Je montre ces lignes à K.F. qui sait le grec moderne. Il m’objecte que les « lits » du temps de Jésus-Christ ne ressemblaient certainement pas aux nôtres, et que parler à leur propos de « draps » est sans doute anachronique. Je consulte le texte grec original. Le mot employé est sindona pour lequel le Bailly donne : voile de lin, mousseline, laine fine, mais pas drap. Pourtant K.F. me dit que c’est le mot employé aujourd’hui par les Grecs pour drap.
Saint Paul, Épître aux Romains : Rien n’est impur en soi. Néanmoins si quelqu’un estime qu’une chose est impure, elle est impure pour lui. Nous devons, nous qui sommes forts, supporter les faiblesses de ceux qui ne le sont pas.
Jalousie. Il y a celle de Kant et celle de Spinoza. Il y a la jalousie sociale faite d’amour-propre et de sens de l’honneur qui agit comme un impératif catégorique. Le mari ou l’amant bafoué qui se venge fait son devoir d’homme, et la société l’absoudra du crime auquel elle l’a poussé. À l’opposé, Spinoza définit la jalousie comme la souffrance de l’homme contraint d’associer à l’image du corps de la femme qu’il aime celle des parties sexuelles d’un autre homme. Là c’est une affaire de peau et de sueur. Spinoza parle aussi de la jalousie des pigeons, soulignant par là le côté instinctif de ce sentiment. Affaire tantôt d’honneur, tantôt d’odeur.
Bernard Shaw : Ne faites pas aux autres ce que vous voudriez qu’ils vous fassent, car rien ne vous prouve qu’ils aient les mêmes goûts que vous.
Pour vivre à deux, il importe encore plus de bien dormir ensemble que de bien coucher ensemble.
Comme on pensait jadis aux U.S.A. qu’il n’y a de bon Indien qu’un Indien mort, il est couramment admis qu’il n’y a de bonne sexualité que la chasteté.
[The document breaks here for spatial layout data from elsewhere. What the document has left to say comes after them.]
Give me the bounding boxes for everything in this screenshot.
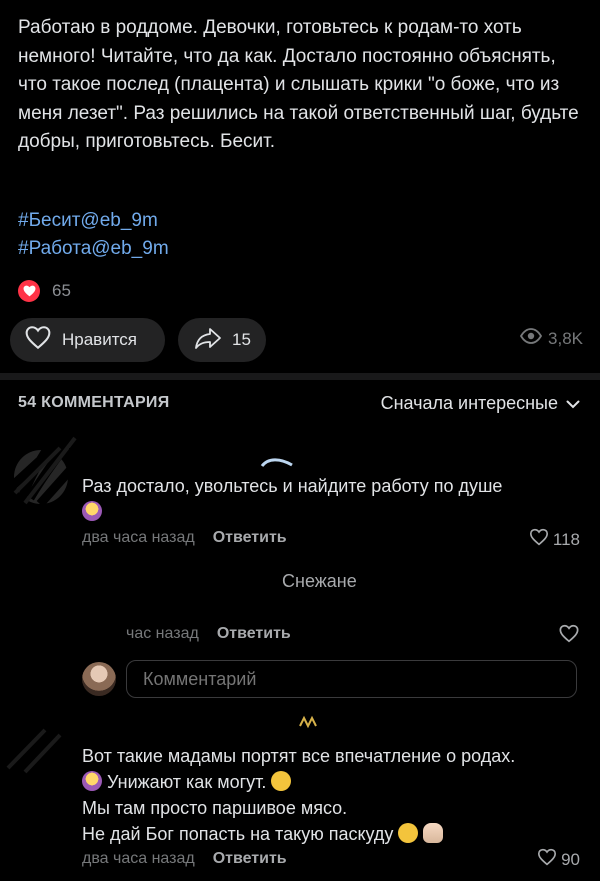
comment-1-meta: два часа назад Ответить <box>82 529 287 547</box>
comment-3-like-button[interactable]: 90 <box>537 848 580 871</box>
comment-time: два часа назад <box>82 850 195 867</box>
reactions-count: 65 <box>52 281 71 300</box>
views-counter: 3,8K <box>519 328 583 349</box>
tag-besit[interactable]: #Бесит@eb_9m <box>18 207 169 235</box>
reply-button[interactable]: Ответить <box>213 850 287 868</box>
shrug-emoji-icon <box>82 771 102 791</box>
post-text: Работаю в роддоме. Девочки, готовьтесь к… <box>18 17 579 152</box>
comment-line: Вот такие мадамы портят все впечатление … <box>82 746 516 766</box>
eye-icon <box>519 328 543 349</box>
shrug-emoji-icon <box>82 501 102 521</box>
current-user-avatar <box>82 662 116 696</box>
comment-2-meta: час назад Ответить <box>126 625 291 643</box>
heart-outline-icon <box>537 848 557 871</box>
reactions-summary[interactable]: 65 <box>18 280 71 302</box>
comment-2-like-button[interactable] <box>558 624 580 648</box>
like-label: Нравится <box>62 330 138 349</box>
comment-1-text: Раз достало, увольтесь и найдите работу … <box>82 473 572 525</box>
comment-2-reply-to[interactable]: Снежане <box>282 568 357 594</box>
heart-outline-icon <box>529 528 549 551</box>
comment-line: Унижают как могут. <box>107 772 267 792</box>
comments-count-label: 54 КОММЕНТАРИЯ <box>18 394 170 411</box>
comment-3-meta: два часа назад Ответить <box>82 850 287 868</box>
chevron-down-icon <box>566 393 580 414</box>
comment-line: Мы там просто паршивое мясо. <box>82 798 348 818</box>
views-count: 3,8K <box>548 328 583 348</box>
heart-outline-icon <box>24 325 52 355</box>
like-button[interactable]: Нравится <box>10 318 165 362</box>
persevere-emoji-icon <box>398 823 419 843</box>
share-arrow-icon <box>194 326 222 355</box>
tag-rabota[interactable]: #Работа@eb_9m <box>18 235 169 263</box>
share-button[interactable]: 15 <box>178 318 266 362</box>
reply-button[interactable]: Ответить <box>217 625 291 643</box>
comment-3-text: Вот такие мадамы портят все впечатление … <box>82 743 592 847</box>
reply-button[interactable]: Ответить <box>213 529 287 547</box>
angry-emoji-icon <box>271 771 292 791</box>
sort-dropdown[interactable]: Сначала интересные <box>381 393 580 414</box>
comment-line: Не дай Бог попасть на такую паскуду <box>82 824 394 844</box>
sort-label: Сначала интересные <box>380 393 558 413</box>
comment-likes-count: 118 <box>552 529 580 549</box>
heart-reaction-icon <box>18 280 40 302</box>
comment-1-like-button[interactable]: 118 <box>529 528 580 551</box>
comment-time: два часа назад <box>82 529 195 546</box>
comment-likes-count: 90 <box>561 849 580 869</box>
redaction-scribble <box>49 560 286 606</box>
pray-emoji-icon <box>423 823 444 843</box>
post-tags: #Бесит@eb_9m #Работа@eb_9m <box>18 207 169 263</box>
comment-time: час назад <box>126 625 199 642</box>
heart-outline-icon <box>558 624 580 648</box>
comment-input[interactable] <box>126 660 577 698</box>
section-divider <box>0 373 600 380</box>
shares-count: 15 <box>232 330 251 349</box>
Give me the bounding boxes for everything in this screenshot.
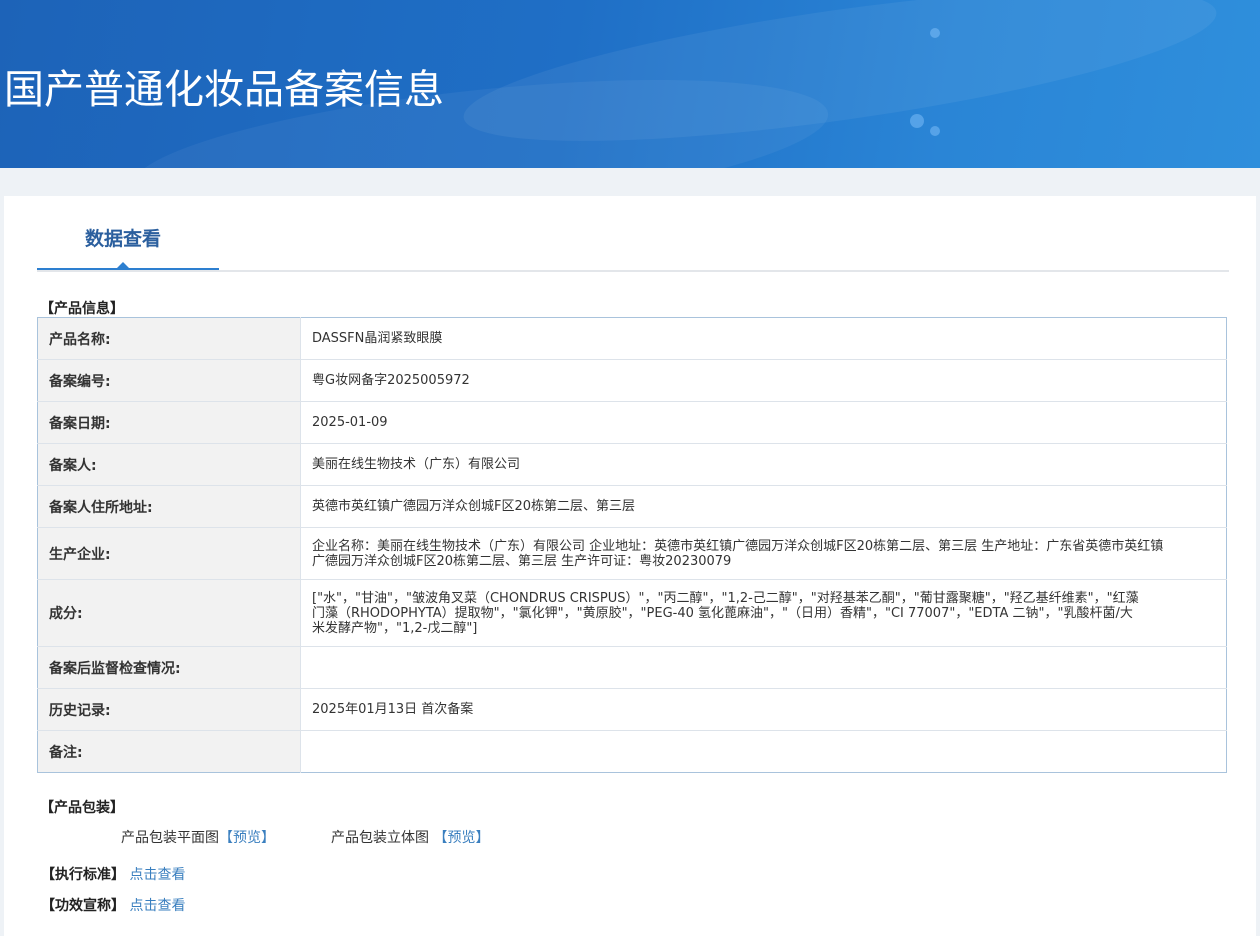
efficacy-label: 【功效宣称】 [41, 898, 125, 914]
row-value: 2025-01-09 [300, 401, 1227, 444]
content-panel: 数据查看 【产品信息】 产品名称: DASSFN晶润紧致眼膜 备案编号: 粤G妆… [4, 196, 1256, 936]
row-value [301, 731, 1227, 773]
table-row: 备案日期: 2025-01-09 [37, 401, 1227, 444]
product-info-table: 产品名称: DASSFN晶润紧致眼膜 备案编号: 粤G妆网备字202500597… [37, 317, 1227, 773]
row-key: 备注: [37, 730, 301, 773]
page-title: 国产普通化妆品备案信息 [4, 67, 444, 113]
row-value: 粤G妆网备字2025005972 [300, 359, 1227, 402]
row-value: DASSFN晶润紧致眼膜 [300, 317, 1227, 360]
table-row: 备案后监督检查情况: [37, 646, 1227, 689]
row-value: 企业名称：美丽在线生物技术（广东）有限公司 企业地址：英德市英红镇广德园万洋众创… [300, 527, 1227, 580]
efficacy-view-link[interactable]: 点击查看 [129, 898, 185, 914]
header-banner: 国产普通化妆品备案信息 [0, 0, 1260, 168]
table-row: 备案人: 美丽在线生物技术（广东）有限公司 [37, 443, 1227, 486]
packaging-flat-label: 产品包装平面图 [121, 830, 219, 846]
tab-data-view[interactable]: 数据查看 [37, 196, 219, 270]
standard-label: 【执行标准】 [41, 867, 125, 883]
row-key: 备案编号: [37, 359, 301, 402]
table-row: 备注: [37, 730, 1227, 773]
banner-dot [930, 28, 940, 38]
row-key: 备案日期: [37, 401, 301, 444]
table-row: 产品名称: DASSFN晶润紧致眼膜 [37, 317, 1227, 360]
table-row: 备案人住所地址: 英德市英红镇广德园万洋众创城F区20栋第二层、第三层 [37, 485, 1227, 528]
tab-caret-icon [117, 262, 129, 268]
product-info-label: 【产品信息】 [40, 301, 124, 317]
table-row: 成分: ["水"，"甘油"，"皱波角叉菜（CHONDRUS CRISPUS）"，… [37, 579, 1227, 647]
packaging-flat: 产品包装平面图【预览】 [121, 827, 275, 847]
row-value: 2025年01月13日 首次备案 [300, 688, 1227, 731]
row-value [300, 646, 1227, 689]
row-key: 成分: [37, 579, 301, 647]
table-row: 生产企业: 企业名称：美丽在线生物技术（广东）有限公司 企业地址：英德市英红镇广… [37, 527, 1227, 580]
efficacy-row: 【功效宣称】 点击查看 [41, 895, 185, 915]
row-value: ["水"，"甘油"，"皱波角叉菜（CHONDRUS CRISPUS）"，"丙二醇… [300, 579, 1227, 647]
banner-dot [910, 114, 924, 128]
packaging-solid-preview-link[interactable]: 【预览】 [433, 830, 489, 846]
standard-row: 【执行标准】 点击查看 [41, 864, 185, 884]
row-key: 历史记录: [37, 688, 301, 731]
packaging-flat-preview-link[interactable]: 【预览】 [219, 830, 275, 846]
row-key: 生产企业: [37, 527, 301, 580]
row-key: 产品名称: [37, 317, 301, 360]
table-row: 备案编号: 粤G妆网备字2025005972 [37, 359, 1227, 402]
table-row: 历史记录: 2025年01月13日 首次备案 [37, 688, 1227, 731]
standard-view-link[interactable]: 点击查看 [129, 867, 185, 883]
packaging-solid-label: 产品包装立体图 [331, 830, 429, 846]
packaging-label: 【产品包装】 [40, 800, 124, 816]
tab-label: 数据查看 [85, 228, 162, 250]
row-key: 备案人住所地址: [37, 485, 301, 528]
row-key: 备案后监督检查情况: [37, 646, 301, 689]
packaging-solid: 产品包装立体图 【预览】 [331, 827, 489, 847]
tab-bar: 数据查看 [37, 196, 1229, 272]
row-key: 备案人: [37, 443, 301, 486]
banner-dot [930, 126, 940, 136]
row-value: 英德市英红镇广德园万洋众创城F区20栋第二层、第三层 [300, 485, 1227, 528]
row-value: 美丽在线生物技术（广东）有限公司 [300, 443, 1227, 486]
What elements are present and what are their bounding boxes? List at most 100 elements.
Ce n’est pas une raison parce que j’ai une poutre dans l’œil pour que je ne dénonce pas la paille qui est dans l’œil de l’autre.
Mes relations d’amour-haine avec la religion assez bien matérialisées par cette église, mon église, massive et maternelle, posée l’air protecteur à côté de ma maison, comme une poule accroupie près de son poussin. Il y a un projet qui consisterait à décorer ses murs de fresques consacrées aux Rois Mages, puisque c’est à l’ombre de son clocher que j’ai écrit Gaspard, Melchior & Balthazar. Ce serait peut-être la seule église au monde dédiée aux Rois Mages.
Et cependant… À un journaliste en visite, je montre le haut du clocher. « Savez-vous pourquoi les églises catholiques arborent à leur sommet une croix et un coq ? La croix symbolise la mort de Jésus, seul événement qui compte aux yeux des catholiques. La résurrection, ils l’oublient. Elle contrarie leur nécrophilie invétérée. Depuis des millénaires, des colonnes de pèlerins viennent adorer un tombeau dans la crypte d’une église de Jérusalem. Ils ne veulent pas savoir qu’il est vide. Quant au coq, il rappelle le triple reniement de saint Pierre, fondateur de l’Église, et ancêtre de tous les prêtres. Chaque fois que le curé monte en chaire, le coq du clocher fait cocorico pour annoncer le nouveau reniement qui se prépare. »
De l’autre côté du mur : enterrement. Je devrais peut-être vendre des chrysanthèmes et des couronnes de perles. Ou mieux, faire aubergiste. Les grosses ripailles qui suivent les funérailles ne sont pas seulement une tradition rurale. Elles correspondent à un étrange état d’esprit provoqué par un deuil cruel.